If $a$, $b$, $c$ are rational and $a+b+c=0$, show that the roots of $(b+c-a)x^2 + (c+a-b)x + (a+b-c)=0$ are rational.

Question

If $a$, $b$, $c$ are rational and $a+b+c=0$, show that the roots of $(b+c-a)x^2 + (c+a-b)x + (a+b-c)=0$ are rational.

My Attempt:

Given, $$(b+c-a)x^2 + (c+a-b)x + (a+b-c)=0$$ Comparing above equation with $Ax^2+Bx+C=0$, we get: \begin{align} A&=b+c-a=-2a \\ B&=c+a-b=-2b \\ C&=a+b-c=-2c \end{align} Now, \begin{align} B^2-4AC &= (-2b)^2-4(-2a)(-2c) \\ &= 4b^2-16ac. \end{align}

Answer 1

\begin{align}4b^2-16ac &=4(b^2-4ac) \\&=4(b^2+4a(a+b))\\ &=4(b^2 +4ab+4a^2)\\ &=(2(b+2a))^2 \end{align}

Hence the roots are $$\frac{-B\pm2(b+2a)}{2A}$$

which is rational.

Note that if $A=0$, the equation is linear.
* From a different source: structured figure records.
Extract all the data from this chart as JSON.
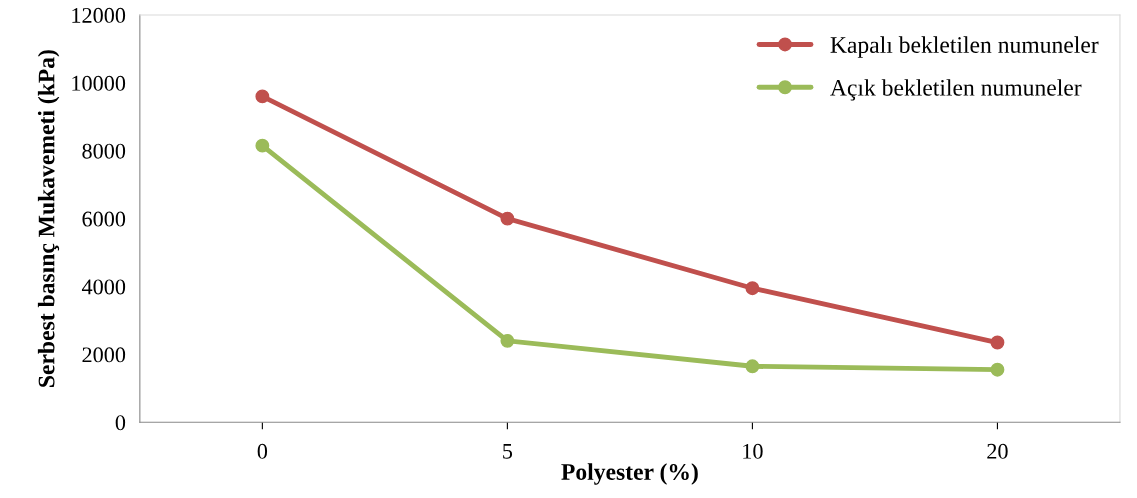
{
  "chart_data": {
    "type": "line",
    "xlabel": "Polyester (%)",
    "ylabel": "Serbest basınç Mukavemeti (kPa)",
    "categories": [
      "0",
      "5",
      "10",
      "20"
    ],
    "series": [
      {
        "name": "Kapalı bekletilen numuneler",
        "color": "#c0504d",
        "values": [
          9600,
          6000,
          3950,
          2350
        ]
      },
      {
        "name": "Açık bekletilen numuneler",
        "color": "#9bbb59",
        "values": [
          8150,
          2400,
          1650,
          1550
        ]
      }
    ],
    "ylim": [
      0,
      12000
    ],
    "yticks": [
      0,
      2000,
      4000,
      6000,
      8000,
      10000,
      12000
    ],
    "grid": false,
    "legend": "top right",
    "marker": "circle",
    "line_style": "solid"
  }
}
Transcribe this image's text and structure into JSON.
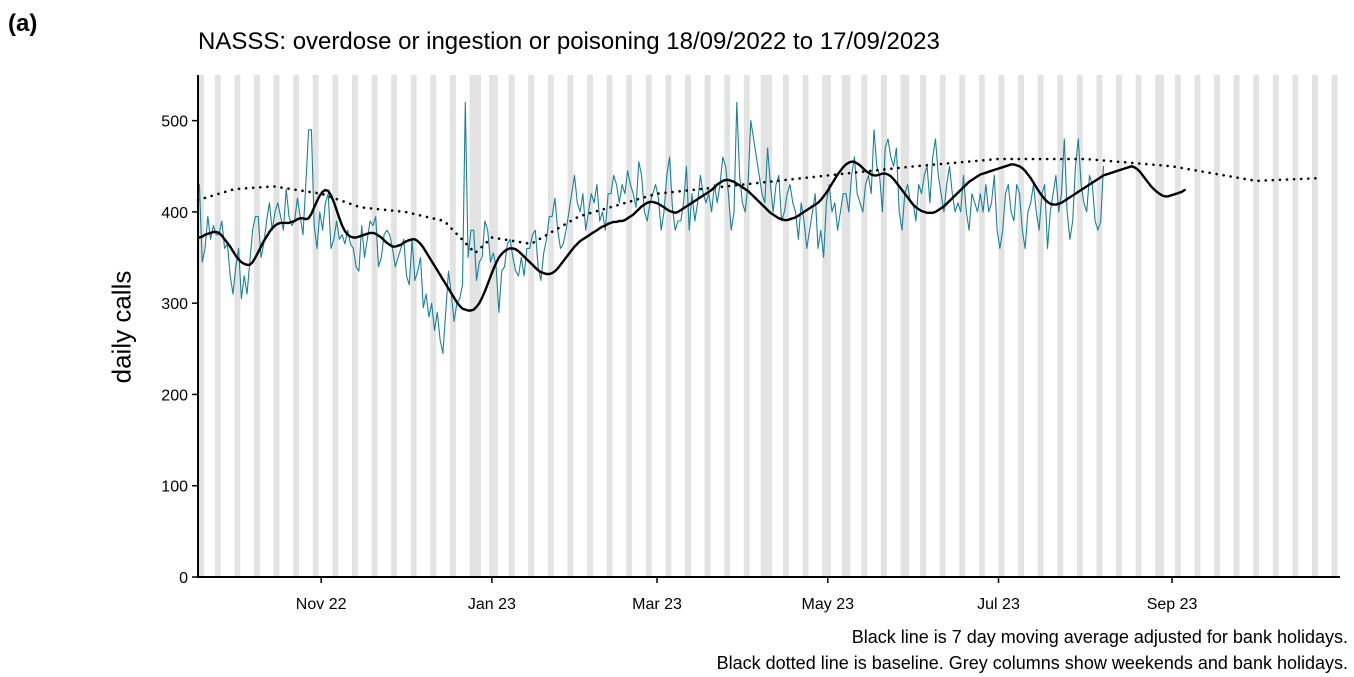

Remark: something to think about, what happens if $a=b=c=0$, are all the roots still rational?

Answer 2

Multiplying by $-1/2$, the equation can be rewritten as $$ ax^2+bx+c=ax^2+bx-(a+b)=(x-1)(ax+a+b). $$

Answer 3

Observe that $x_1=1$ is a root. If $a=0$, it is the only root. Else, the product of the roots is

$$1.x_2=\frac {a+b-c}{b+c-a} $$ $$=\frac {c}{a}\in \Bbb Q $$